Lexington S.C (Devin Ruiz) - On December 22nd, 2017, the home of Ms. Willie “Mama Dean” Anderson was officially restored and opened to family once again; A perfect Christmas gift for the community of Cayce.

You may remember a story last spring about a house fire on Lee Street that destroyed the home of 105-year-old Cayce resident, Willie Dean Anderson. Willie Dean’s granddaughter Stephanie Kelly and other close family members were living there at the time and fortunately, left the home unharmed; however, the house was permanently damaged.

The house had been built by Willie Dean over fifty-four years ago with the specific intention of fostering children without homes. She had an extremely charitable heart and loved opening her doors to any in need. What was originally a humble little home amid other small houses on Lee Street would grow as the years went on. The house saw extensions, transitioning from a three-bedroom home to a five-bedroom home, in order to accommodate the children she brought in.

The house became the largest in the neighborhood and moved far beyond the original foundation that was laid out. Willie Dean’s own grandmother lived on the same street just a few houses down which made what Willie Dean was doing all the more sentimental to the town of Cayce. She would later be known as “Mama Dean” to all who knew her.

Although “Mama Dean” only birthed one child herself, she would adopt four and bring in over seventy children from the street. This was a dream come to fruition. She was a Godly woman willing to lend a hand to any who would ask. “Mama Dean” had created more than just a house. She created a home for those without and presented a heart for those who had never felt love before.

This made the fire that struck the house on Lee Street all the more tragic. It wasn’t just the home of “Mama Dean” and her close family that had been lost, but a significant part of the history of Cayce. It would soon become clear to the town of Cayce what all "Mama Dean" had done over her lifetime.

A project to rebuild her home was conceived by Captain Thomas Steinbring of the Cayce Department of Public Safety as well as Roy Kramer, Executive Director of Columbia’s Habitat for Humanity. They would begin restoration of Willie Dean Anderson’s home. This was decided after the Cayce's DPS hosted a 105th birthday party for Willie Dean because she was not able to celebrate it in her home. Friends, family, and members from her church came out to support and celebrate Mama Dean and everything that she had done for the community. BBQ was served and the choir from the church performed, making it an emotional and celebratory event in the face of a tragic loss.

What followed were months of construction, planning, and extreme devotion to seeing that one amazing woman and her family would have a home again. Captain Steinbring led the charge by maintaining a flow of volunteer support from the Department of Public Safety and making sure that the family of “Mama Dean” was cared for.

Roy Kramer, with Habitat for Humanity, was set to begin the rebuilding process. A Christian organization, Habitat sets its goal to allow for easy access to resources and bridge communication between the community and statewide support. Helping families in need and getting communities to thrive is what Habitat strives for. Habitat has built multiple homes in the neighborhood and was working on a home on Lee Street when the fire occurred.

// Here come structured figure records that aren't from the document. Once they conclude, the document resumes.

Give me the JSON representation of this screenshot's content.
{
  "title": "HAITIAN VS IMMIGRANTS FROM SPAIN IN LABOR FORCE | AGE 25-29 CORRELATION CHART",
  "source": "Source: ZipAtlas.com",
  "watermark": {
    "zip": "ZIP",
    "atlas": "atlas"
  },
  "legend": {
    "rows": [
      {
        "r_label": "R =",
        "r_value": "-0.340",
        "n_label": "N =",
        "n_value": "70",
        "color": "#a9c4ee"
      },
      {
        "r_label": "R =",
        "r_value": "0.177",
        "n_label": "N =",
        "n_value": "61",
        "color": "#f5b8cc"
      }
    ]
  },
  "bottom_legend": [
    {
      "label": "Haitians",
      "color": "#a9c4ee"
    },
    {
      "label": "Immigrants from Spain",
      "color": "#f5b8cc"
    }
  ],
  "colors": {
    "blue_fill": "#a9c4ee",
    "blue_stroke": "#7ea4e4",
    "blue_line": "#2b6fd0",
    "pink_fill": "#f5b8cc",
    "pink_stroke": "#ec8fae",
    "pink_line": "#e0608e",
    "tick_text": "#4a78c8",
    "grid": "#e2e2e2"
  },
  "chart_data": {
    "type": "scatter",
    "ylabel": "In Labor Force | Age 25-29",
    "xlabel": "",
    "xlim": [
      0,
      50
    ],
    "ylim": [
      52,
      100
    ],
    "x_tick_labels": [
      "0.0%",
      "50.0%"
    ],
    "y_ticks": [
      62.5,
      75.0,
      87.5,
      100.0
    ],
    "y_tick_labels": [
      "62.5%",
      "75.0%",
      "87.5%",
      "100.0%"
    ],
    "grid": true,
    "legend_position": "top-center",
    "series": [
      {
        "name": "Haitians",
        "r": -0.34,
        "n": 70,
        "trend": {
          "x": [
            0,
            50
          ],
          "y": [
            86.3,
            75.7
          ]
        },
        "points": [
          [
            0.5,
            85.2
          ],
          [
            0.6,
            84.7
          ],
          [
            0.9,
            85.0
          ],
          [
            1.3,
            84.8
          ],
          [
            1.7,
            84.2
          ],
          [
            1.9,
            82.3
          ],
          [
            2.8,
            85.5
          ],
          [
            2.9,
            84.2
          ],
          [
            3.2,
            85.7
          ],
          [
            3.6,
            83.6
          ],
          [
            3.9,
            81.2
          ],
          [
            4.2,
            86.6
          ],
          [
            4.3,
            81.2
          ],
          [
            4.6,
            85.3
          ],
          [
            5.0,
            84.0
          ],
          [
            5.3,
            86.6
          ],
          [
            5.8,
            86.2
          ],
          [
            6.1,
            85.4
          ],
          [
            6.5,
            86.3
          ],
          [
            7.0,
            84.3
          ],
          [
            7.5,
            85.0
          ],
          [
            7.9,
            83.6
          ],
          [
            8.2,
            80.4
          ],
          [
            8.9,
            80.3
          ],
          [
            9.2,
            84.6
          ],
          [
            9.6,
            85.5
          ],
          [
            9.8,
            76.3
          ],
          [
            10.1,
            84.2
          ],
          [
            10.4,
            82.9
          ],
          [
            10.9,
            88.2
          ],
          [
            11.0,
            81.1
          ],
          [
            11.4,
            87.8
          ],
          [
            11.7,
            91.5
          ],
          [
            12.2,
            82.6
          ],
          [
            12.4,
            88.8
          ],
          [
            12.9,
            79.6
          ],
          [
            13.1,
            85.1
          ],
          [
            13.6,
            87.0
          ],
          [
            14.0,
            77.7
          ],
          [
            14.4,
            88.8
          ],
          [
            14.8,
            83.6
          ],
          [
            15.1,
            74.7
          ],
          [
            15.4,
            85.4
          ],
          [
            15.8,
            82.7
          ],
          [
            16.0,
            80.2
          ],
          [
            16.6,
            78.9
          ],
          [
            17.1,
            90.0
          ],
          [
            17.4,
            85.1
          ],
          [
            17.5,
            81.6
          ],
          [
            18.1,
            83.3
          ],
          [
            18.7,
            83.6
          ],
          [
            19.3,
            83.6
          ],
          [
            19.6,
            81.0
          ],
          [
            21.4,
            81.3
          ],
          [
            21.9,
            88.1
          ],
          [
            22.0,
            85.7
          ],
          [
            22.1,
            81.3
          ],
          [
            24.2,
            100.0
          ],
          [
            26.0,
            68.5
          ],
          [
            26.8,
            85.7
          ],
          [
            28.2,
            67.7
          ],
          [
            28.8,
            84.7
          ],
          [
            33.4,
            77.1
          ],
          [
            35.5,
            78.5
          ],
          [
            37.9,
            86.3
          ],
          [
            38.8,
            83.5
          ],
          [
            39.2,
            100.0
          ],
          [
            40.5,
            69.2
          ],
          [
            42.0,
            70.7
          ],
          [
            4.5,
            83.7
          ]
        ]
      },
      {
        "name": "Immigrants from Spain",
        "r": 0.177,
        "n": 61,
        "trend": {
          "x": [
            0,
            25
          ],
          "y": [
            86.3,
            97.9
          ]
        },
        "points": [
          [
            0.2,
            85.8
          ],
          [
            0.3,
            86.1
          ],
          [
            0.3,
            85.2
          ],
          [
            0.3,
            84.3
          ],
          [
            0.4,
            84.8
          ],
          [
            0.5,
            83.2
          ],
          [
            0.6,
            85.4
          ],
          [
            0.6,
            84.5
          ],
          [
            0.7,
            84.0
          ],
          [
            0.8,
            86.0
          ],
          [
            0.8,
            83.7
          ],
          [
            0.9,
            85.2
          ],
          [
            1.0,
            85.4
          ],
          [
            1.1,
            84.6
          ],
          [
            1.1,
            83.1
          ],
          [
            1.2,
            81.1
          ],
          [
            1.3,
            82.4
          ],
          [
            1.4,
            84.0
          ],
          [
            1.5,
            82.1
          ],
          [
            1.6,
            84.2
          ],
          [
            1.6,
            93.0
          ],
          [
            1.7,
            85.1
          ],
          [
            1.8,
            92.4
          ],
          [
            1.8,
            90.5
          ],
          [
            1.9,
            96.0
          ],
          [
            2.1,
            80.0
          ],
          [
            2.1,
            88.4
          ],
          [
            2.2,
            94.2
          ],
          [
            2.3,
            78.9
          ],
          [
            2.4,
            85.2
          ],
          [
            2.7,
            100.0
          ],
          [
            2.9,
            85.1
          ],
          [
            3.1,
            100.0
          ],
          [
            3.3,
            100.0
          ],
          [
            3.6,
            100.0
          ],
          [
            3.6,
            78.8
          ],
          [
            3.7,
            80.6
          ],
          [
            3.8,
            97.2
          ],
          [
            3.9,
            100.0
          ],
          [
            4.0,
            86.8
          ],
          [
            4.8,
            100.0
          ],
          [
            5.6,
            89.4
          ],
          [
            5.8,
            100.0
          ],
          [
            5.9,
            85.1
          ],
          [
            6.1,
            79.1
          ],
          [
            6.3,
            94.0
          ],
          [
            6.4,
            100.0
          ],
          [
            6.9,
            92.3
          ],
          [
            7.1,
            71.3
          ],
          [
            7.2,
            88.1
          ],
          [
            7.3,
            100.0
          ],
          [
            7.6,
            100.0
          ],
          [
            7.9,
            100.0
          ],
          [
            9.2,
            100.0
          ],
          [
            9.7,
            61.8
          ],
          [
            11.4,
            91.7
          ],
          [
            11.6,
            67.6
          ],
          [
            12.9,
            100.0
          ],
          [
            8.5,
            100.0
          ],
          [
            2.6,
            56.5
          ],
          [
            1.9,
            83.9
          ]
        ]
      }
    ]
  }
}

These men oversaw the majority of the project, but there was still hard work to be done. Stephanie Kelly, granddaughter of Willie Dean, along with her immediate family stepped up to devote as much time and effort as was needed to restore their home. For months the family worked in the sweltering summer heat so common to South Carolina, and they worked with purpose and ambition.

The house was a shell of what existed before. The roof was mostly gone, the walls blackened, and almost all of their belongings had disappeared, and yet the family pressed on.

Stephanie Kelly and her family were led by Charles “Chuck” Applegate who was hired by Habitat just in time to start this effort. The restoration of this very special house was Chuck’s very first project. As he spent months guiding the family through their hard work, he taught them things about construction they had never known. Over those months Chuck would grow as a part of their family; only natural after spending so much time and effort alongside one another.

“When I first got involved I knew that this was going to be a real challenge," Chuck said, “and it absolutely was. But it was well worth it.” If you had stopped by the house mid construction when it was 97 degrees outside and the family, Chuck included, was pouring sweat with tired expressions on their faces as they worked hard, you would be amazed to find that each one would have something to smile about. It certainly was hard work, but it was as if their spirits had not been broken. The fire of “Mama Dean’s” spirit inside of that family was unbreakable.

Every day offered a new challenge and presented seemingly impossible odds, but Stephanie Kelly shared that every day there was something to be encouraged by. Every day made the last seem more bearable and the future just a little bit brighter.

However, on July 8th 2017, another tragedy struck. Willie Dean Anderson passed away in her sleep. After 105 years of blessing others with a Godly love she had passed peacefully. She was never able to enter her home on Lee Street again; instead she was welcomed to a different homecoming, to be at one with the Lord.

Her homecoming ceremony was held at St. Peter’s AME Church and a celebration was held on Lee Street shortly after. It was not a time for tears from the people who loved “Mama Dean," it was a time to rejoice. Finally, God’s loving servant was being welcomed home.

The family would continue to work on the house even after her passing. They eventually finished construction in mid-December and announced that a ceremony would be held for the reopening of Willie “Mama Dean” Anderson’s home.

After months of intense work done by the family of Willie Dean Anderson, along with volunteers from all walks of life, the home was finished. Although Willie Dean was not able to see this day while on earth, everyone knew that she was certainly watching from her new home.

The keys were turned over to the Anderson family just before Christmas and there was an official ribbon cutting. As Stephanie Kelly entered the fully restored home she was overcome with emotion. “I just wish she was here to see this day, but I know she’s smiling down from heaven,” Kelly said.“It’s a beautiful thing, this is the best Christmas present ever.”

Stephanie Kelly wasn’t the only one filled with emotion on that day. Roy Kramer commented on the experience of rebuilding the house saying, “Although we are sad that she isn’t here with us now, we are proud to say that this home can continue to be a place where they can foster people who are on the street just as she fostered so many in her lifetime.”

Roy explained the changes that were necessary for the house to function again, such as returning its original layout of a three-bedroom house. The addition that was made to the back of the house was gone. It simply had to be done, Roy claimed. The house had been restored to its original framing. “We had to tear it down to its bones and evaluate how to construct a well-built home that is as close to the original as possible. We ripped out the electrical, plumbing, and air conditioning and just started from scratch. It was quicker, easier, and cleaner," Roy said.

Explaining why the changes to the house had to be made, Roy was honest and emotional, stating, “we had to save the neighborhood.”

Chuck Applegate was also honest about the entire process, praising the Anderson family for being involved throughout its entirety. He claimed that there were certainly difficulties in reconstruction, but that they were able to overcome them. During the reconstruction process they had filled eight large dumpsters with debris, which gave them confidence each time that they were breaking real ground.

The hard work was done and the family could relax again. They could lie down in their own beds again, cook in their old kitchen, sit together in their old living room. There was a time when Stephanie Kelly was unsure if they would ever be inside their home again.

As you enter the front door, the very first thing you’ll see is a painting of Willie “Mama Dean” Anderson. It’s a beautiful image and perfectly captures her lovingly happy essence. On it is a passage of scripture. Psalm 55:6 “And I said, Oh that I had wings like a dove! For then would I fly away and be at rest!” I could not think of a more appropriate passage of scripture to sum up what this family has experienced this past year.